Background: Calpainopathies, including limb-girdle muscular dystrophy recessive type 1 (LGMD R1) and the rare dominant type 4 (LGMD D4), are genetic neuromuscular disorders caused by pathogenic variants in the CAPN3 gene, which encodes calpain-3, a muscle-specific cysteine protease. This protein plays a crucial role in muscle remodelling, calcium homeostasis, and myogenesis regulation.

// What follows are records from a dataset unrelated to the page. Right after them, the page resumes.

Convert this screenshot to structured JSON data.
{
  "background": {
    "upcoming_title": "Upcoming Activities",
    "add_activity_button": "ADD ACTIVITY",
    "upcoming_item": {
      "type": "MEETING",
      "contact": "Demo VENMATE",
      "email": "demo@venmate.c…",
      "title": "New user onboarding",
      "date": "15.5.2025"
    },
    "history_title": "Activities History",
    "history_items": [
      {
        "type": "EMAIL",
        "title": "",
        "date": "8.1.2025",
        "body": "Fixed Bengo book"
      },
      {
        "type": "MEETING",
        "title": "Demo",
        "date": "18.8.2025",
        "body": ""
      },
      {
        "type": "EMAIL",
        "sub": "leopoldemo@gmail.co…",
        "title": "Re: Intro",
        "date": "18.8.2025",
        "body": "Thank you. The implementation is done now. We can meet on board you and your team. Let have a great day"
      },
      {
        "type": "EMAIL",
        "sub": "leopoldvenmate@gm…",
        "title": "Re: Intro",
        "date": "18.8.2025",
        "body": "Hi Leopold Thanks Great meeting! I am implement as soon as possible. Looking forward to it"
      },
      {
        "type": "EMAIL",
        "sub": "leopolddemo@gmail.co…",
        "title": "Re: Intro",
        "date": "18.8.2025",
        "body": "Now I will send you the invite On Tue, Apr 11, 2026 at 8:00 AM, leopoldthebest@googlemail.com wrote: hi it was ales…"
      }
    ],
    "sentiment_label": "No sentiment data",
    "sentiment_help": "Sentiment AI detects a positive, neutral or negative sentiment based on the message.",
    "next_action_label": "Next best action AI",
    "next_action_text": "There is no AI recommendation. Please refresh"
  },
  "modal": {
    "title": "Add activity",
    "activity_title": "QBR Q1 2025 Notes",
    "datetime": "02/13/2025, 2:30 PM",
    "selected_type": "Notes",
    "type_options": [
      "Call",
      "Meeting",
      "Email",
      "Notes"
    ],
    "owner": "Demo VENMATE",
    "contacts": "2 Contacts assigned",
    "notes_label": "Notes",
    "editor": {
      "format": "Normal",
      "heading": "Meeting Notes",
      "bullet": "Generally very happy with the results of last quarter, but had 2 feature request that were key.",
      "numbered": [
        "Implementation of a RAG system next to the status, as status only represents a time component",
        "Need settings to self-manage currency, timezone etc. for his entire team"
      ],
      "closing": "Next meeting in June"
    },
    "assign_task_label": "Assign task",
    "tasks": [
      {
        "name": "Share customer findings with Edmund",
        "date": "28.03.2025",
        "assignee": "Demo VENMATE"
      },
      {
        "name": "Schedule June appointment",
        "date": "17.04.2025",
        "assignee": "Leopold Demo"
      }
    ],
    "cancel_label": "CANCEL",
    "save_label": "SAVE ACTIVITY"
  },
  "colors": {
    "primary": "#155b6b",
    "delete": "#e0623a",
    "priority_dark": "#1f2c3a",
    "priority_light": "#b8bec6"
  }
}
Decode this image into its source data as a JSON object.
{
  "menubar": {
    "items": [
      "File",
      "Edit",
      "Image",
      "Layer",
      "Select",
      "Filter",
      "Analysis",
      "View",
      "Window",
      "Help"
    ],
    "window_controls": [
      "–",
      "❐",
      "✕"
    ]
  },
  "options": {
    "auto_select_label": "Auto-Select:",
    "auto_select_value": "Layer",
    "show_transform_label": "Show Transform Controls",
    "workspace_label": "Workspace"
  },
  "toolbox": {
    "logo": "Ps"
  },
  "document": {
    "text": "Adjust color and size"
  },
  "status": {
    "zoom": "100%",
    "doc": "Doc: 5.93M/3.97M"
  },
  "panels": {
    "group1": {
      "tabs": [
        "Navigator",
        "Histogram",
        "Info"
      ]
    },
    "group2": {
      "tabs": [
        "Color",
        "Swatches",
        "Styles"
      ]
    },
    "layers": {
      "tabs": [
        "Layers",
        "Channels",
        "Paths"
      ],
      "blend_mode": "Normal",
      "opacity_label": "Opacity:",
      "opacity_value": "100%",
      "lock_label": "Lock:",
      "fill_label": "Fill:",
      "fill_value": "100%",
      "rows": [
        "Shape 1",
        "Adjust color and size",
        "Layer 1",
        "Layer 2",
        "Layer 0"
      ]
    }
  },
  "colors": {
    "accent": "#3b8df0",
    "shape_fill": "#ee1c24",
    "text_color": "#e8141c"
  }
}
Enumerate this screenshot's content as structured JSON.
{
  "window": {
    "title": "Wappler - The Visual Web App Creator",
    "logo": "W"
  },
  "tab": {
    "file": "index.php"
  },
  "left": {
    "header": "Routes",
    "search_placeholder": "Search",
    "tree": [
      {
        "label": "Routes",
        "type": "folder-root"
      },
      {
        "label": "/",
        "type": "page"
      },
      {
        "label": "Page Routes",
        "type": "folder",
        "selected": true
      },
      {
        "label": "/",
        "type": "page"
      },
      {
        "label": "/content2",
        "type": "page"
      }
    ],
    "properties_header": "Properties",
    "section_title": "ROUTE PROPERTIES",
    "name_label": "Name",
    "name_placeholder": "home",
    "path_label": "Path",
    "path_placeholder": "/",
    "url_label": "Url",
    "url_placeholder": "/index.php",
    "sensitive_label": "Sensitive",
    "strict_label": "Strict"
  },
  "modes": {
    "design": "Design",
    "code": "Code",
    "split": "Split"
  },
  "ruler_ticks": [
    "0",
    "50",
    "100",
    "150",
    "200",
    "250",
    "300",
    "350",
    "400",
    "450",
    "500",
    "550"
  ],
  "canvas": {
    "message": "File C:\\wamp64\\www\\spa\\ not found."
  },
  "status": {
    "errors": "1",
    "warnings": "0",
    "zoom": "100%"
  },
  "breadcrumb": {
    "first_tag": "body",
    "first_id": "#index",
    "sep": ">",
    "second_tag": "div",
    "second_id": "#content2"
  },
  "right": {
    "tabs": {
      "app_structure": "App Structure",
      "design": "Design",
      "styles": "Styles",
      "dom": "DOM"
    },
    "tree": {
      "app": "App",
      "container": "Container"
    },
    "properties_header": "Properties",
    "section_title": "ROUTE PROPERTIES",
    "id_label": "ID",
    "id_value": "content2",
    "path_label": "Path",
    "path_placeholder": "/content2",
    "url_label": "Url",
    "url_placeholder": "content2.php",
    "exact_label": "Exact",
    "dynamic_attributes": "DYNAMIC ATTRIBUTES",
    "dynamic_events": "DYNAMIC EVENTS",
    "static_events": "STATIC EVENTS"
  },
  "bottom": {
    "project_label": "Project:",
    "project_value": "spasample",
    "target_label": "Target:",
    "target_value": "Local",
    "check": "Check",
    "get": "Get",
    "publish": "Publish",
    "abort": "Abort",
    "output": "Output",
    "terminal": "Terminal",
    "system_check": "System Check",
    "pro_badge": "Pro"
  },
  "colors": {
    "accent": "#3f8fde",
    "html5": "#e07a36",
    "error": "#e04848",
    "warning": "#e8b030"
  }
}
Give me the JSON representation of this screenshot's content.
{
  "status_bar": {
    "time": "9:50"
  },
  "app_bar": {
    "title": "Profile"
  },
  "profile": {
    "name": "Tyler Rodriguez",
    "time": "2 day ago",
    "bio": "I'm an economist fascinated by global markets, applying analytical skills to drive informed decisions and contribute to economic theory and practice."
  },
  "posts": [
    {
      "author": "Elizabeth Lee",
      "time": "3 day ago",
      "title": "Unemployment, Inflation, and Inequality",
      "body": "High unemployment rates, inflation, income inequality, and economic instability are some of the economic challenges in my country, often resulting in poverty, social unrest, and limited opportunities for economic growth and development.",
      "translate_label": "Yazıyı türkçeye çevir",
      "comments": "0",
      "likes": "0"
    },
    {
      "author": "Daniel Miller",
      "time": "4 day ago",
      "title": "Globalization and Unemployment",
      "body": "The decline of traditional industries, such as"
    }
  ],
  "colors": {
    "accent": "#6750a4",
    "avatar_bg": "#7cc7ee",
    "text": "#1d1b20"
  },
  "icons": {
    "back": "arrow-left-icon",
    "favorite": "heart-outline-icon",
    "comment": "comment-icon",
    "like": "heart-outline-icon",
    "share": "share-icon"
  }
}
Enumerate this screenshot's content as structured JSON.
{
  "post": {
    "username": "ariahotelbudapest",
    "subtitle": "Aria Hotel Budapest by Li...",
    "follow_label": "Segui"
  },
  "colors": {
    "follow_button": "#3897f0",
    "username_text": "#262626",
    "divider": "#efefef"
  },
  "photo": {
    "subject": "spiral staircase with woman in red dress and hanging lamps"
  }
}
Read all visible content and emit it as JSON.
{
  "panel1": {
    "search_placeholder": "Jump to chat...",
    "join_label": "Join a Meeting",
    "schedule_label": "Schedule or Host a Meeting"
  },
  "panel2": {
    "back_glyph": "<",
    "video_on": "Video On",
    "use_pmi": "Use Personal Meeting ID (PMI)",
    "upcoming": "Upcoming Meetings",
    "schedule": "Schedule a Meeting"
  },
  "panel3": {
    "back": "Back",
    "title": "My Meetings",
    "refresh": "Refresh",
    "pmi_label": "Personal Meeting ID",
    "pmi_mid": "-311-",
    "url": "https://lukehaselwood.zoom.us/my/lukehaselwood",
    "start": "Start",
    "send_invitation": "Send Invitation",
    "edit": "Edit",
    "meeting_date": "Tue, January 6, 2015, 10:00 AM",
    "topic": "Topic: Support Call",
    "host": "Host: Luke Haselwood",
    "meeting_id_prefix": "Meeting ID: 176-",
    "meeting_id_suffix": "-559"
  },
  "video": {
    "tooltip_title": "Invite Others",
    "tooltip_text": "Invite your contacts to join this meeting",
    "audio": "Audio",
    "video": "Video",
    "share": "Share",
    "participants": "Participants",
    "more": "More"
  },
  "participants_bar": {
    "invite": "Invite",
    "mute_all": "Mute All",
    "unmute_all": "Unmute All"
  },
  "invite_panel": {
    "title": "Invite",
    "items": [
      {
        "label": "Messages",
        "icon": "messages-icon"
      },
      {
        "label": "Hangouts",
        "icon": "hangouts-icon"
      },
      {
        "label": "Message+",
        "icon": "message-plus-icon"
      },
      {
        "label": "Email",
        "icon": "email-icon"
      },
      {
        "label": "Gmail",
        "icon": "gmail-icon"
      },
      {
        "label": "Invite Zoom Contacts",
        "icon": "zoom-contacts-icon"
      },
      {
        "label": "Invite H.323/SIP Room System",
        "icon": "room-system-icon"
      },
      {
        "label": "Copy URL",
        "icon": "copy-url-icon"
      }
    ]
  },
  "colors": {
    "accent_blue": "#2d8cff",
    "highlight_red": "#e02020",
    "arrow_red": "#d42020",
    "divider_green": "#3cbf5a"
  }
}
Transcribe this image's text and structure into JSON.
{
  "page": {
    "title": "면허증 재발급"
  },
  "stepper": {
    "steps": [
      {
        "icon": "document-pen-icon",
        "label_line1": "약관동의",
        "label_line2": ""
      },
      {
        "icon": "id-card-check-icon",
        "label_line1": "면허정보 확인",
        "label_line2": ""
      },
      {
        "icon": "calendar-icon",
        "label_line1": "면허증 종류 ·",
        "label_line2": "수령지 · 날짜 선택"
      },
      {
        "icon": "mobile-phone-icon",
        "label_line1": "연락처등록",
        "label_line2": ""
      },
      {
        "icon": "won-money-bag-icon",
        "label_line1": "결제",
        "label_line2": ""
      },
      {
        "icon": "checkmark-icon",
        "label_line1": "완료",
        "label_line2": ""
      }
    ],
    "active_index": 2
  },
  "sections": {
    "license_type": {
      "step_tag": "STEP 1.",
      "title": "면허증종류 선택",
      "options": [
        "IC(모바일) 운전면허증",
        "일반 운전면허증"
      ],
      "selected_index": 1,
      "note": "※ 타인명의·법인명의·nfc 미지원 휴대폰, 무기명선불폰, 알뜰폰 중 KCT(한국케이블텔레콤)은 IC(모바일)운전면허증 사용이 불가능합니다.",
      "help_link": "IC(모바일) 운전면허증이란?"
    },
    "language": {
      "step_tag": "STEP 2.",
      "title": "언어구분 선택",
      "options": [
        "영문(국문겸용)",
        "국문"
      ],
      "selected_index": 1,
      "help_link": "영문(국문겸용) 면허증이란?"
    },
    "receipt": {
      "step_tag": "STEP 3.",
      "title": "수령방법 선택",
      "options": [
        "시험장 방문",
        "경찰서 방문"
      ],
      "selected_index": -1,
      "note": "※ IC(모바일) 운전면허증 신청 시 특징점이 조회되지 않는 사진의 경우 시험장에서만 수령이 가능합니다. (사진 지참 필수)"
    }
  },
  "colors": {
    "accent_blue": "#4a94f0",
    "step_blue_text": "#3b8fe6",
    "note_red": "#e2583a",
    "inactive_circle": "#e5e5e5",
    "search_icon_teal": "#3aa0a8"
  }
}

Main body: LGMD R1, the most common form of LGMD, is characterized by progressive, symmetrical muscle weakness primarily affecting the shoulder and pelvic girdles, with an onset ranging from childhood to adulthood. It affects about 1 in 100,000 individuals. The clinical spectrum is wide, with three main phenotypes: pelvifemoral myopathy, scapulohumeral myopathy, and isolated hyperCKemia. LGMD D4 is characterized generally by a milder phenotype with variable but frequent axial muscle involvement. Diagnostic algorithm include serum CK levels dosage, muscle imaging, and sometimes a muscle biopsy, with definitive diagnosis confirmed by CAPN3 gene testing. Calpainopathies have no cure and care is focused on physiotherapy, management of muscle contractures, moderate physical activity, and orthosis.
Conclusion: The newly established French National Diagnosis and Care Protocol (NDCP) aim to standardize the diagnosis and care of calpainopathies. The protocol emphasizes early diagnosis, personalized patient care, genetic assessment and prevention of disease progression. This initiative aims to reduce diagnostic delays and improve patient outcomes through a harmonized multidisciplinary approach, informed by the latest clinical and research expertise.
Keywords: CAPN3; Calpainopathy; guidelines; management.